Он не мог знать, что Пизон получил от Тиберия особые полномочия. Когда Германик отбыл в Египет, Пизон немедленно доложил об этом Тиберию. Тот испугался: решил, что пасынок наконец-то приступил к осуществлению своих коварных планов. Ведь еще Август запретил крупным военачальникам и гражданским чиновникам, особенно принадлежащим к императорской фамилии, самовольно посещать Египет.
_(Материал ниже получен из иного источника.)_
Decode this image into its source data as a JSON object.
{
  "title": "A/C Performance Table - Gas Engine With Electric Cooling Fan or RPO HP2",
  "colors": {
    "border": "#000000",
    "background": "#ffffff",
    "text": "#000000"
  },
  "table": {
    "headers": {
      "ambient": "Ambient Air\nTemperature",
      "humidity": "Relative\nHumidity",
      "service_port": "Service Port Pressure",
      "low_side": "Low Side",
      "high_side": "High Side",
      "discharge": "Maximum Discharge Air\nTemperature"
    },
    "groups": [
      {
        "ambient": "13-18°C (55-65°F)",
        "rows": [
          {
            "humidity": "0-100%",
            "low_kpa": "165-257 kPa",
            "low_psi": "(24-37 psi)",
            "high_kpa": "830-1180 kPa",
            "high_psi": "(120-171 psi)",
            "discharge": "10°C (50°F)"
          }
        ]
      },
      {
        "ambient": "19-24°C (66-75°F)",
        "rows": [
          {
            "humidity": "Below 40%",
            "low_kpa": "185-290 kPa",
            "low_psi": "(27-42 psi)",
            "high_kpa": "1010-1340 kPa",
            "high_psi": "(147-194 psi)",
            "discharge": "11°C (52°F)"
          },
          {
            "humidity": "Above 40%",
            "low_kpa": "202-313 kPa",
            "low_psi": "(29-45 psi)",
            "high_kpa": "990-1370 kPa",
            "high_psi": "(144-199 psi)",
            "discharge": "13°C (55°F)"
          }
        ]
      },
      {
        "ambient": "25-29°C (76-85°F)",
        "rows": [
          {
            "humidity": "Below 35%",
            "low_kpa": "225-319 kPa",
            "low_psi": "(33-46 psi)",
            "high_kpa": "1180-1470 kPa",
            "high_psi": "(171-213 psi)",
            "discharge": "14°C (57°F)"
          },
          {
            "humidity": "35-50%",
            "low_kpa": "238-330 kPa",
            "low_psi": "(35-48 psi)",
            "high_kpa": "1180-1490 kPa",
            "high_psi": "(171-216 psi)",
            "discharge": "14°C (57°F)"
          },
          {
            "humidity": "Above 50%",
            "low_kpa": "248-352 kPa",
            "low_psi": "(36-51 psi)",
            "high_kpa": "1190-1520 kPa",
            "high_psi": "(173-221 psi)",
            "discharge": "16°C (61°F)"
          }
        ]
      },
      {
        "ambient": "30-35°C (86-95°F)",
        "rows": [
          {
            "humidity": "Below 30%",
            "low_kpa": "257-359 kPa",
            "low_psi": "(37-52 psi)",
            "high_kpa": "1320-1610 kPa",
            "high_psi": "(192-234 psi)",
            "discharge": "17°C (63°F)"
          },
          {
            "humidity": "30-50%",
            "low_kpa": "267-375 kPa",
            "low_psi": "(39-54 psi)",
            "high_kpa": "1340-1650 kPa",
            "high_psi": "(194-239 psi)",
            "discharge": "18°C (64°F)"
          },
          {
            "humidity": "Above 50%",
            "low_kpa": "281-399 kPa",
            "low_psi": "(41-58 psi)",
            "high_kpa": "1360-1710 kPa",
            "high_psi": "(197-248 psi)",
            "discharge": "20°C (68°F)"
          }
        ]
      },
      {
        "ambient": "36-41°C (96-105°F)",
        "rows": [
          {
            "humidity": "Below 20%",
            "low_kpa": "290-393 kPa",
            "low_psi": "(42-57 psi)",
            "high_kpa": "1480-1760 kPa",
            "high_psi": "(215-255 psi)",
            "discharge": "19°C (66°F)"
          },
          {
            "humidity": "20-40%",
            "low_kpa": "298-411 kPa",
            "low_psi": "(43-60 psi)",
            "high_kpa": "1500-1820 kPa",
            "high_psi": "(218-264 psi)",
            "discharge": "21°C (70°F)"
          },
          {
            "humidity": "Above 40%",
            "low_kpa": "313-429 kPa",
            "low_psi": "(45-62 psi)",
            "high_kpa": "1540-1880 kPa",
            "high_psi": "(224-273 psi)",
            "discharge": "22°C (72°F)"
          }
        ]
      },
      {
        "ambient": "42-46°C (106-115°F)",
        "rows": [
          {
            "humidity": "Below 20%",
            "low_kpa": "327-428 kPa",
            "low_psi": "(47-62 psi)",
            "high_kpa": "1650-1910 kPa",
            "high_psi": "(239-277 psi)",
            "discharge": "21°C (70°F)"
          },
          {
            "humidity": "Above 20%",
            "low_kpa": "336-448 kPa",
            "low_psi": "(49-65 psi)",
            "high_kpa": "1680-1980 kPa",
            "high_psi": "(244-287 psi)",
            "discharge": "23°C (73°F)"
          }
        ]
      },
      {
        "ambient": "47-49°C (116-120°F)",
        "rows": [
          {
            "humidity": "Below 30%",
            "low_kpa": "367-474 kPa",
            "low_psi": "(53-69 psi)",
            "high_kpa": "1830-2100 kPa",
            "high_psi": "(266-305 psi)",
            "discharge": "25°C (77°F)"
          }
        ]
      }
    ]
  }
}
Вооружив там небольшое войско, такой человек мог спокойно провозгласить провинцию независимой от Рима — и никакими силами его оттуда уже не выбьешь, потому что подступы к Египту представляют собой как бы оборонительные сооружения, и несколько отрядов успешно могут сдерживать целую армию, как Леонид при Фермопилах[67]. Тиберий был уверен, что Германик, раскусив его истинные замыслы, хочет таким образом спастись. А заодно стать царем Египта и в дальнейшем диктовать Риму свои условия, когда возникнет нужда в египетском хлебе.
В ответном послании Пизону он уже не намекал, а едва ли не требовал смерти Германика. Но для этого необходимо по крайней мере одно условие — чтобы Германик возвратился из Египта. По поводу чего у Тиберия возникали очень большие сомнения.
Но Германик возвратился.
На этот раз он обрушил на Пизона свой гнев. Сирийский губернатор, чья наглость во многом процветала благодаря сдержанности Германика, понял, что надо вести себя потише.
Пизон дошел даже до того, что принялся оправдываться: его, дескать, оклеветали, он борется с разложением армии как может, а что касается жалоб местного населения, то они — часть общего заговора против него, Пизона, который насаждает ненавистные сирийцам римские порядки. Германик не поверил ему ни на грош, но сбавил тон — и предложил вместе разобраться в том, что все-таки происходит в Сирии. Он велел объявить по всей стране, что каждый, кто считает себя обиженным римской властью, может прийти в Антиохию, к специальному месту для судебных разбирательств. Там будет сложен трибунал, возле которого Германик в присутствии губернатора выслушает жалобы все до единой, вплоть до самых незначительных.
Пизон понял, что пришла пора действовать. От участия в разбирательстве жалоб он отказался, сославшись на плохое здоровье, и занялся совсем другим — поиском средств, с помощью которых можно будет извести Германика.
Вдвоем с Планциной они пришли к выводу, что самым верным и безопасным для них способом убийства будет отравление. У Планцины была близкая подруга, из местных жительниц, по имени Мартина — известная гадалка, составительница всевозможных снадобий — косметических, лекарственных. И ядов в том числе. Эта Мартина вызвалась помочь супругам в их деле.
Дом Германика в Антиохии почти всегда пустовал, во всяком случае в дневное время. Германик и Агриппина занимались исправлением вреда, причиненного Пизоном. Приходилось выслушивать сотни жалоб и по каждой назначать судебное расследование — из-за своей скрупулезной честности Германик не мог допустить, чтобы хоть одно обвинение против Пизона оказалось ложным, потому что было принято на веру без доказательств. Это отнимало почти все время, а ведь нужно было еще приводить армию к положенной дисциплине. Агриппина во всем помогала мужу. Так что днем в их доме никого не было, кроме нескольких слуг и Калигулы, которому только что исполнилось семь лет. Не было даже охраны — Германик желал показать сирийцам, что во всем отличается от Пизона, вечно окружавшего себя сворой телохранителей. И он не боялся воров, потому что ничего из предметов роскоши в доме у него не было, взять там нечего.